LinkedInFrequently asked questions
Is eM Client free? — two accounts, no time limit
eM Client has a free plan limited to two email accounts with full access to core features including the built-in calendar and contacts. No time limit. The Pro version (~$39.95/year) unlocks unlimited accounts and commercial use rights.
Does eM Client work on Mac? — yes, since 2021
Yes. eM Client launched a native Mac version in 2021. Mailbird also launched on Mac via the Apple App Store in September 2025. Both clients now support Windows and Mac.
Which is better for a Windows business user: Mailbird or eM Client?
eM Client’s free tier supports up to two accounts and its built-in calendar and contacts work well for solo business users. Mailbird wins for users who need integrations with Slack, WhatsApp, and Google Calendar in a single pane. For Exchange/M365 corporate accounts, eM Client’s native EWS support is smoother than Mailbird’s IMAP-based approach.
Does Mailbird have a built-in calendar? — no, embedded web view only
Mailbird displays Google Calendar and Outlook Calendar via the integrations dock as embedded web apps. There is no native calendar pane, no offline sync, and no native meeting-invite handling. eM Client has a fully native calendar with offline sync.
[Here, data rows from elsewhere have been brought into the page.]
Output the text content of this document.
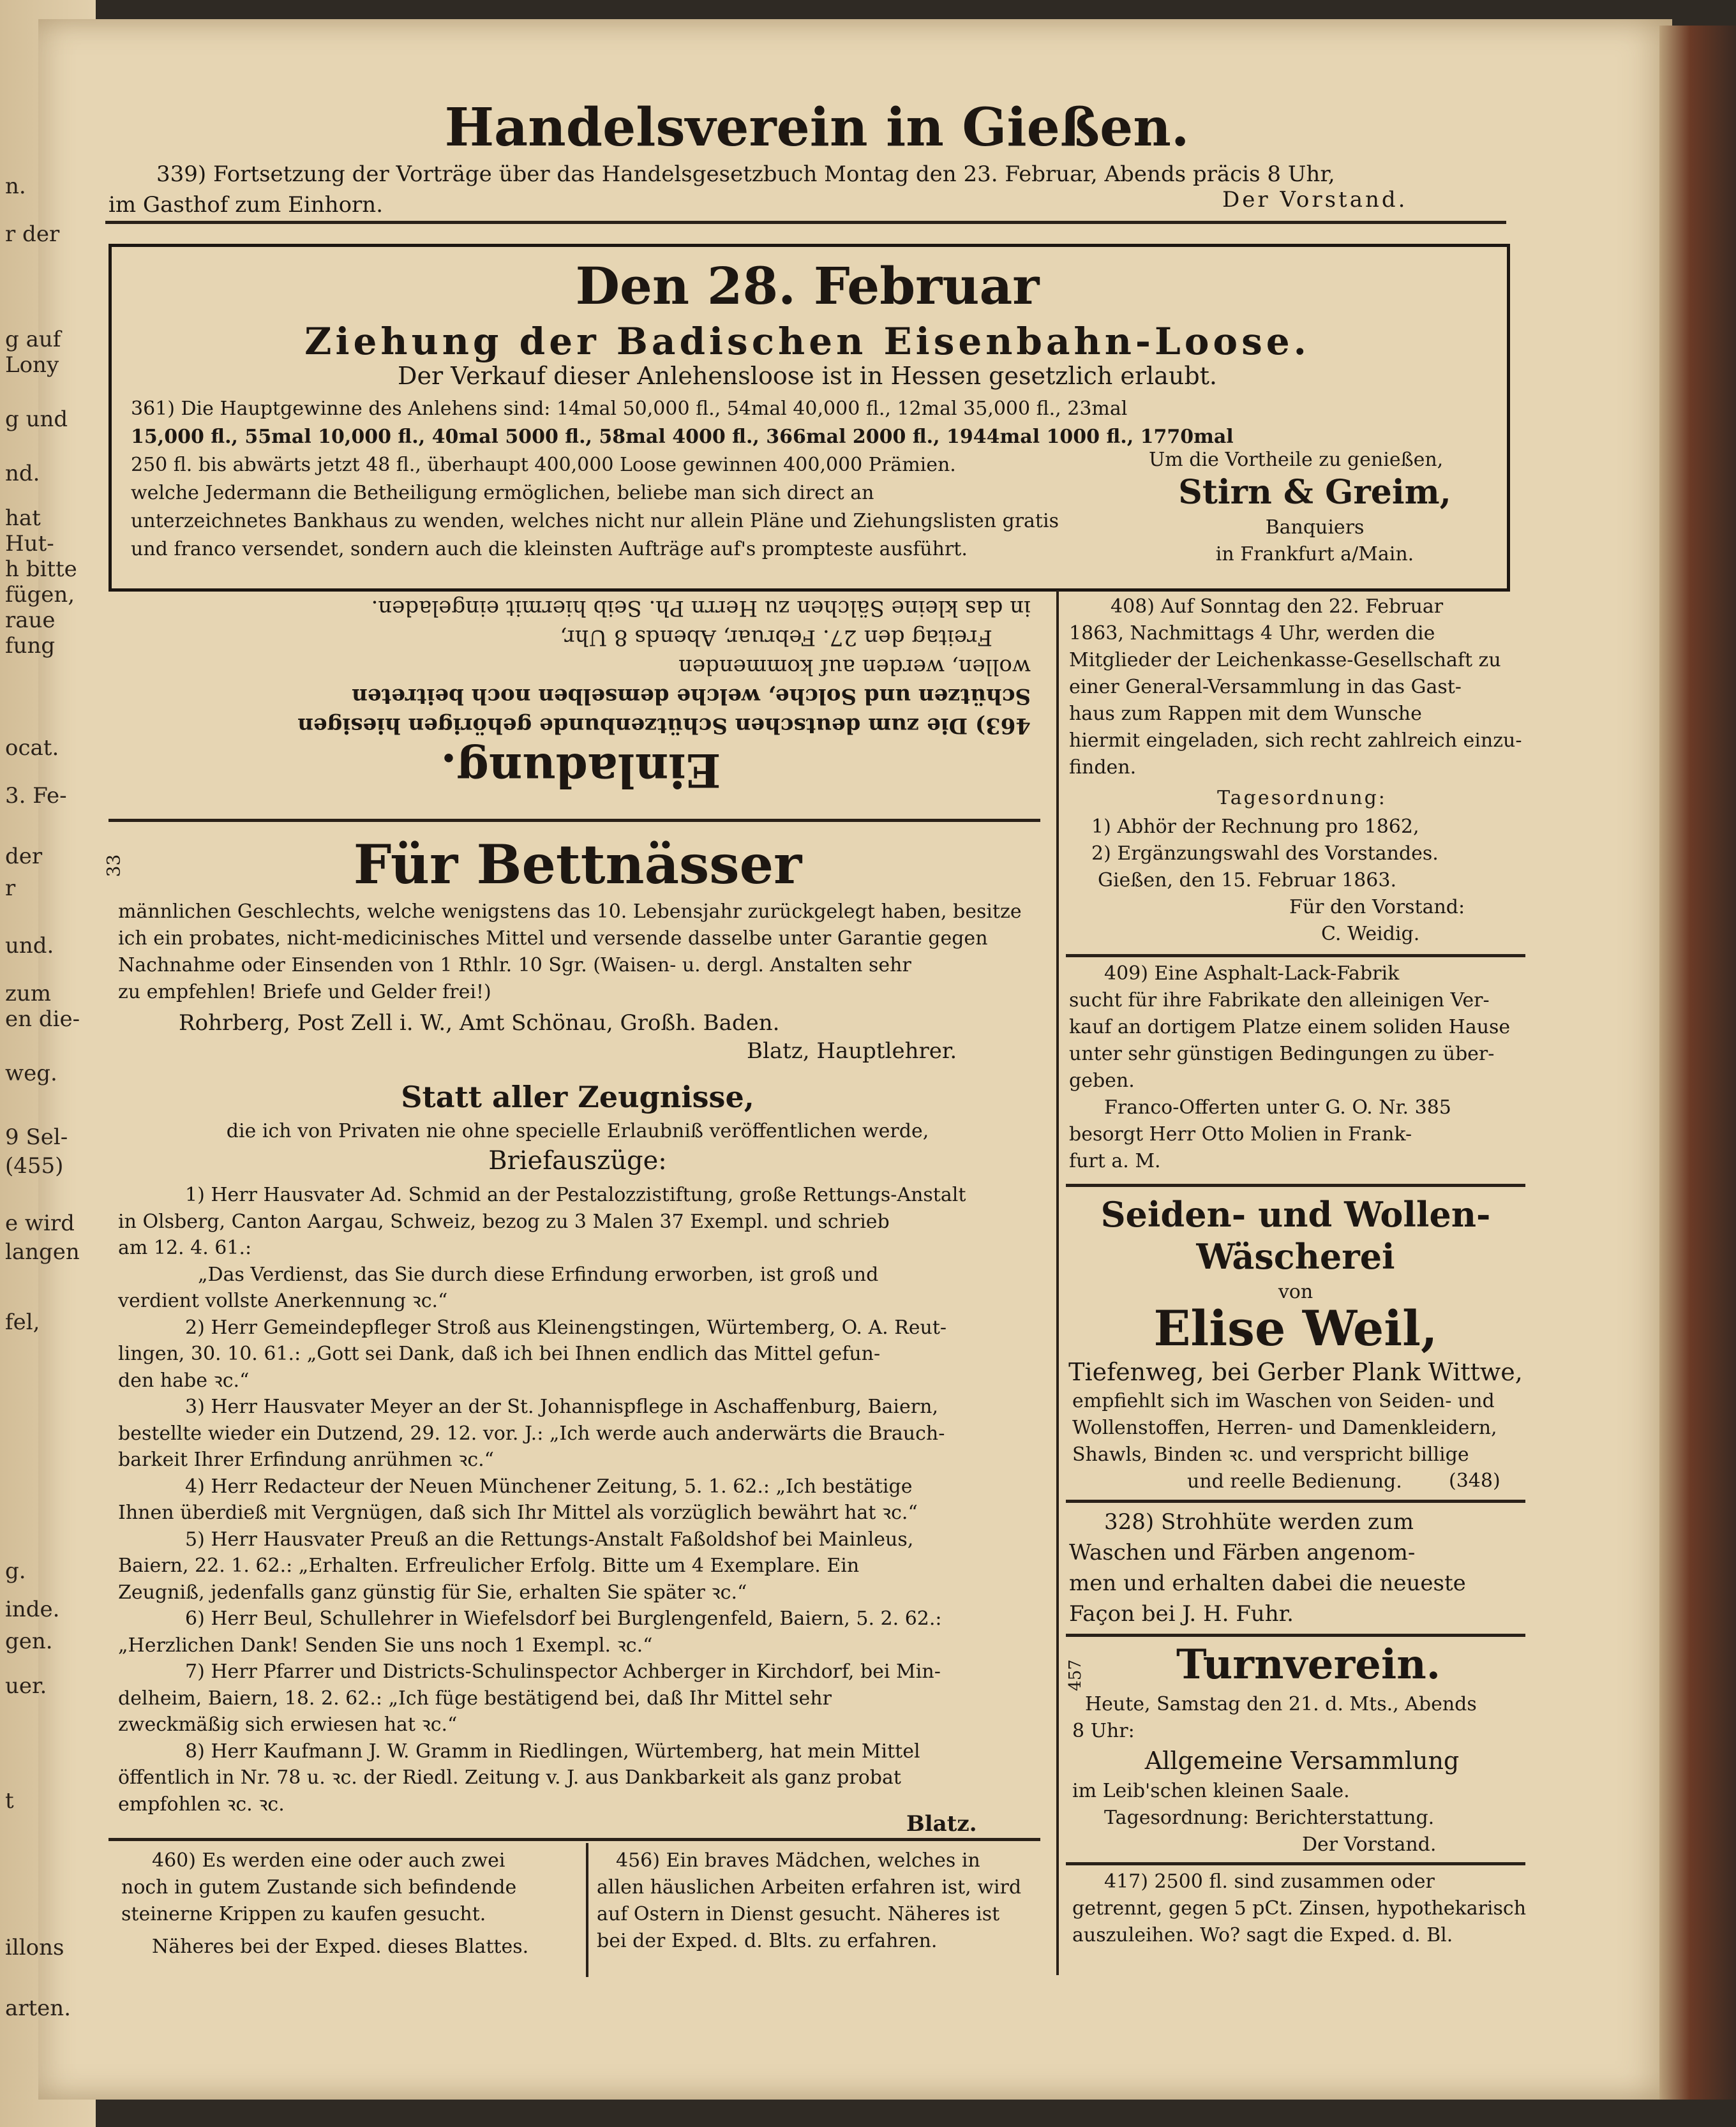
n.
r der
g auf
Lony
g und
nd.
hat
Hut-
h bitte
fügen,
raue
fung
ocat.
3. Fe-
der
r
und.
zum
en die-
weg.
9 Sel-
(455)
e wird
langen
fel,
g.
inde.
gen.
uer.
t
illons
arten.
Handelsverein in Gießen.
339) Fortsetzung der Vorträge über das Handelsgesetzbuch Montag den 23. Februar, Abends präcis 8 Uhr,
im Gasthof zum Einhorn.	Der Vorstand.
Den 28. Februar
Ziehung der Badischen Eisenbahn-Loose.
Der Verkauf dieser Anlehensloose ist in Hessen gesetzlich erlaubt.
361) Die Hauptgewinne des Anlehens sind: 14mal 50,000 fl., 54mal 40,000 fl., 12mal 35,000 fl., 23mal
15,000 fl., 55mal 10,000 fl., 40mal 5000 fl., 58mal 4000 fl., 366mal 2000 fl., 1944mal 1000 fl., 1770mal
250 fl. bis abwärts jetzt 48 fl., überhaupt 400,000 Loose gewinnen 400,000 Prämien.	Um die Vortheile zu genießen,
welche Jedermann die Betheiligung ermöglichen, beliebe man sich direct an
unterzeichnetes Bankhaus zu wenden, welches nicht nur allein Pläne und Ziehungslisten gratis
und franco versendet, sondern auch die kleinsten Aufträge auf's prompteste ausführt.
Stirn & Greim,
Banquiers
in Frankfurt a/Main.
Einladung.
463) Die zum deutschen Schützenbunde gehörigen hiesigen
Schützen und Solche, welche demselben noch beitreten
wollen, werden auf kommenden
Freitag den 27. Februar, Abends 8 Uhr,
in das kleine Sälchen zu Herrn Ph. Seib hiermit eingeladen.
33	Für Bettnässer
männlichen Geschlechts, welche wenigstens das 10. Lebensjahr zurückgelegt haben, besitze
ich ein probates, nicht-medicinisches Mittel und versende dasselbe unter Garantie gegen
Nachnahme oder Einsenden von 1 Rthlr. 10 Sgr. (Waisen- u. dergl. Anstalten sehr
zu empfehlen! Briefe und Gelder frei!)
Rohrberg, Post Zell i. W., Amt Schönau, Großh. Baden.
Blatz, Hauptlehrer.
Statt aller Zeugnisse,
die ich von Privaten nie ohne specielle Erlaubniß veröffentlichen werde,
Briefauszüge:
1) Herr Hausvater Ad. Schmid an der Pestalozzistiftung, große Rettungs-Anstalt
in Olsberg, Canton Aargau, Schweiz, bezog zu 3 Malen 37 Exempl. und schrieb
am 12. 4. 61.:
„Das Verdienst, das Sie durch diese Erfindung erworben, ist groß und
verdient vollste Anerkennung ꝛc.“
2) Herr Gemeindepfleger Stroß aus Kleinengstingen, Würtemberg, O. A. Reut-
lingen, 30. 10. 61.: „Gott sei Dank, daß ich bei Ihnen endlich das Mittel gefun-
den habe ꝛc.“
3) Herr Hausvater Meyer an der St. Johannispflege in Aschaffenburg, Baiern,
bestellte wieder ein Dutzend, 29. 12. vor. J.: „Ich werde auch anderwärts die Brauch-
barkeit Ihrer Erfindung anrühmen ꝛc.“
4) Herr Redacteur der Neuen Münchener Zeitung, 5. 1. 62.: „Ich bestätige
Ihnen überdieß mit Vergnügen, daß sich Ihr Mittel als vorzüglich bewährt hat ꝛc.“
5) Herr Hausvater Preuß an die Rettungs-Anstalt Faßoldshof bei Mainleus,
Baiern, 22. 1. 62.: „Erhalten. Erfreulicher Erfolg. Bitte um 4 Exemplare. Ein
Zeugniß, jedenfalls ganz günstig für Sie, erhalten Sie später ꝛc.“
6) Herr Beul, Schullehrer in Wiefelsdorf bei Burglengenfeld, Baiern, 5. 2. 62.:
„Herzlichen Dank! Senden Sie uns noch 1 Exempl. ꝛc.“
7) Herr Pfarrer und Districts-Schulinspector Achberger in Kirchdorf, bei Min-
delheim, Baiern, 18. 2. 62.: „Ich füge bestätigend bei, daß Ihr Mittel sehr
zweckmäßig sich erwiesen hat ꝛc.“
8) Herr Kaufmann J. W. Gramm in Riedlingen, Würtemberg, hat mein Mittel
öffentlich in Nr. 78 u. ꝛc. der Riedl. Zeitung v. J. aus Dankbarkeit als ganz probat
empfohlen ꝛc. ꝛc.
Blatz.
460) Es werden eine oder auch zwei
noch in gutem Zustande sich befindende
steinerne Krippen zu kaufen gesucht.
Näheres bei der Exped. dieses Blattes.
456) Ein braves Mädchen, welches in
allen häuslichen Arbeiten erfahren ist, wird
auf Ostern in Dienst gesucht. Näheres ist
bei der Exped. d. Blts. zu erfahren.
408) Auf Sonntag den 22. Februar
1863, Nachmittags 4 Uhr, werden die
Mitglieder der Leichenkasse-Gesellschaft zu
einer General-Versammlung in das Gast-
haus zum Rappen mit dem Wunsche
hiermit eingeladen, sich recht zahlreich einzu-
finden.
Tagesordnung:
1) Abhör der Rechnung pro 1862,
2) Ergänzungswahl des Vorstandes.
Gießen, den 15. Februar 1863.
Für den Vorstand:
C. Weidig.
409) Eine Asphalt-Lack-Fabrik
sucht für ihre Fabrikate den alleinigen Ver-
kauf an dortigem Platze einem soliden Hause
unter sehr günstigen Bedingungen zu über-
geben.
Franco-Offerten unter G. O. Nr. 385
besorgt Herr Otto Molien in Frank-
furt a. M.
Seiden- und Wollen-
Wäscherei
von
Elise Weil,
Tiefenweg, bei Gerber Plank Wittwe,
empfiehlt sich im Waschen von Seiden- und
Wollenstoffen, Herren- und Damenkleidern,
Shawls, Binden ꝛc. und verspricht billige
und reelle Bedienung.	(348)
328) Strohhüte werden zum
Waschen und Färben angenom-
men und erhalten dabei die neueste
Façon bei J. H. Fuhr.
457	Turnverein.
Heute, Samstag den 21. d. Mts., Abends
8 Uhr:
Allgemeine Versammlung
im Leib'schen kleinen Saale.
Tagesordnung: Berichterstattung.
Der Vorstand.
417) 2500 fl. sind zusammen oder
getrennt, gegen 5 pCt. Zinsen, hypothekarisch
auszuleihen. Wo? sagt die Exped. d. Bl.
Can eM Client handle Gmail labels? — yes, via IMAP folder mapping
Yes. eM Client maps Gmail labels to IMAP folders. Changes sync back to Gmail. It is not as seamless as a Gmail-native API client like Mimestream, but labels, stars, and archived mail all work correctly.
Does eM Client have a Slack integration? — no built-in dock
eM Client does not have an integrations dock equivalent to Mailbird’s. There is no built-in Slack panel. If Slack-in-the-sidebar is important to your workflow, Mailbird has it; eM Client does not.